In early August, wildfires broke out across Hawaii, predominantly on the island of Maui. While events like wildfires are complex in their origins, a long history of intensive monocrop agriculture throughout the islands set the stage for this disaster.

As the Hawaiian islands were being colonized historic wetlands, rivers, and forests were destroyed for sugarcane and pineapple plantations.

According to T.R. Witcher in the Civil Engineering Magazine, the Hawaiian Commercial and Sugar Company and those who merged into it in the late 1800’s had developed irrigation canals that cut through over 50 miles of eastern Maui.

Major irrigation canals like this kicked off the Hawaiian sugar economy while depleting rivers and wetlands in their paths.

Despite sugarcane being both a drought-resistant crop and one that can be cultivated in wetlands, millions of gallons of water had been redirected throughout Hawaii for plantations that established themselves on drier, flatter parts of the islands.

During the establishment of sugarcane plantations breadfruit trees, also known as ulu, were cleared wide-scale. In the region of Lahaina in Maui forests of breadfruit trees thrived before colonization.

In an article on Civil Eats, Noa Lincoln with the University of Hawaii, Manoa Noa, says, “Those trees probably had a very significant effect in terms of the region’s moisture.

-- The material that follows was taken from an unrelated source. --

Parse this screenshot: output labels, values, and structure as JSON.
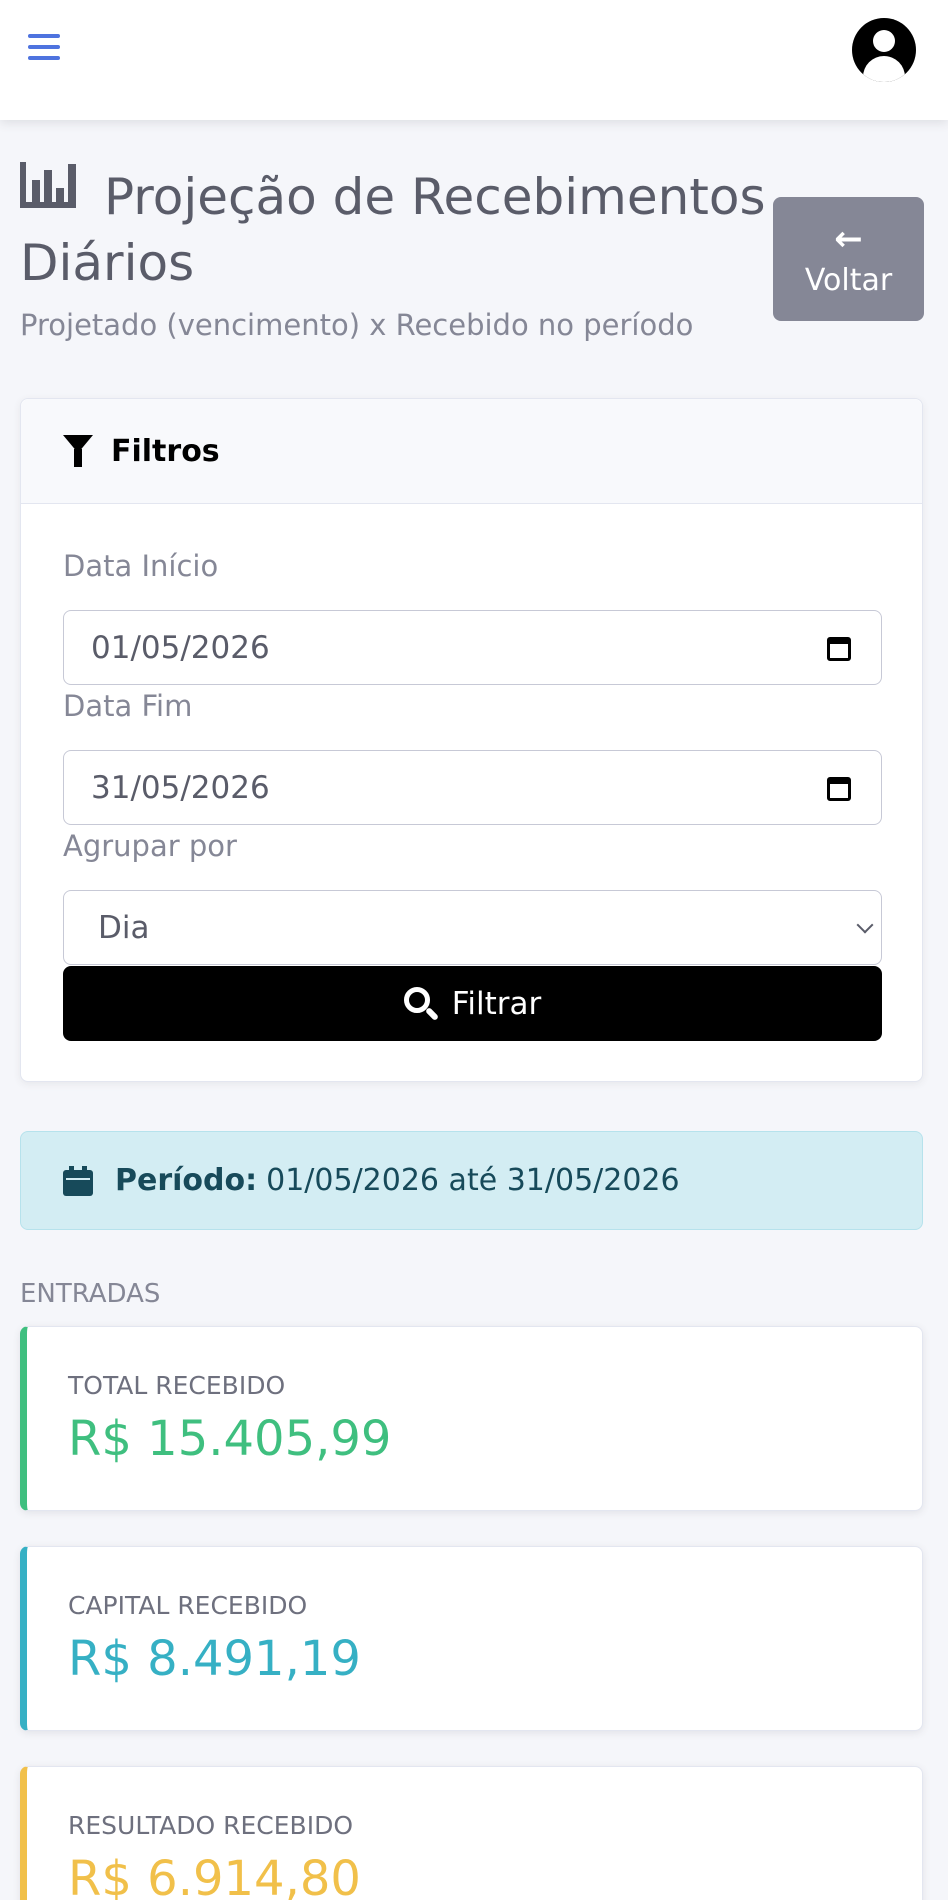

Deep-rooted trees are able to tap into the water table. If you look at the rainfall, Lahaina was always way too dry to grow breadfruit. But the fact that you had this huge breadfruit growth and all these wetlands essentially speaks to the fact that the trees were tapping into this subterranean water table, lifting moisture up to the surface, redepositing some of that moisture through leaf litter, allowing for additional rain capture, for reduced evaporation, increased carbon in the soil, and holding additional moisture.”

Destruction of the trees for plantations became so wide scale that it had to be made illegal to cut them down.

Despite those laws, settlers continued to remove them through other means: “Plantation owners started to pile their bagasse, their spent sugarcane pressings, around the base of the tree and burn it. After three or four burnings, it would kill the tree. They weren’t breaking the law. They weren’t cutting it down, but they were very systematically and deliberately eliminating the trees from this region.”

Actions like these cleared forests and exposed land that didn’t receive much rainfall, while also depriving indigenous Hawaiians of a major food source.

Today, there are much fewer sugarcane farms in Hawaii but much of the land that had been used for sugarcane now lies fallow. According to Civil Eats approximately 50% of Maui’s agricultural land is fallow and filled with non-native grasses that are prone to starting wildfires.

Hawaii is not the only place where colonial and agricultural practices have depleted the land and spread these grasses. Wildfires throughout the Great Plains, California, Canada, and Australia are also sparked by the spread of unmanaged, non-native grasses and the alteration of the native landscapes during colonization.

Despite being fallow, much of this land is inaccessible for farming due to a lack of protections for agriculturally designated lands. This land is very expensive to buy and often bought up by developers and “gentleman farmers” that use them for recreation. Other than major companies such as Dole, people who do grow food on the island tend to be in a small, privileged minority due to how difficult it is to acquire land.

The combination of the redirection of water, the altering of landscapes, land inaccessibility, and lack of protections for indigenous water users made it so that when the wildfires came, not much water was available to fight them.

These events disproportionately affect indigenous Hawaiians as many tourists and settlers on the island live in privileged and wealthier areas of the island. In those parts, water has been redirected and guarded for real estate development, luxury hotels, pineapple plantations, and golf courses. Droughts and unequal distribution of Hawaii’s resources have especially intensified water insecurity and danger faced by indigenous Hawaiians in recent years.

While there are other factors that start wildfires, it is undeniable that plantation agriculture and colonization has been major factors in creating a landscape susceptible to wildfires.

Noa Lincoln insists that one of the things that needs to be taken from this is not that agriculture is inherently damaging, but that there are better agricultural systems that can feed people without risking so much destruction: “In Hawaiian culture, really any Indigenous culture, agriculture is the fundamental way that people interact with their environment. To me, it really sets the tone for our entire society.”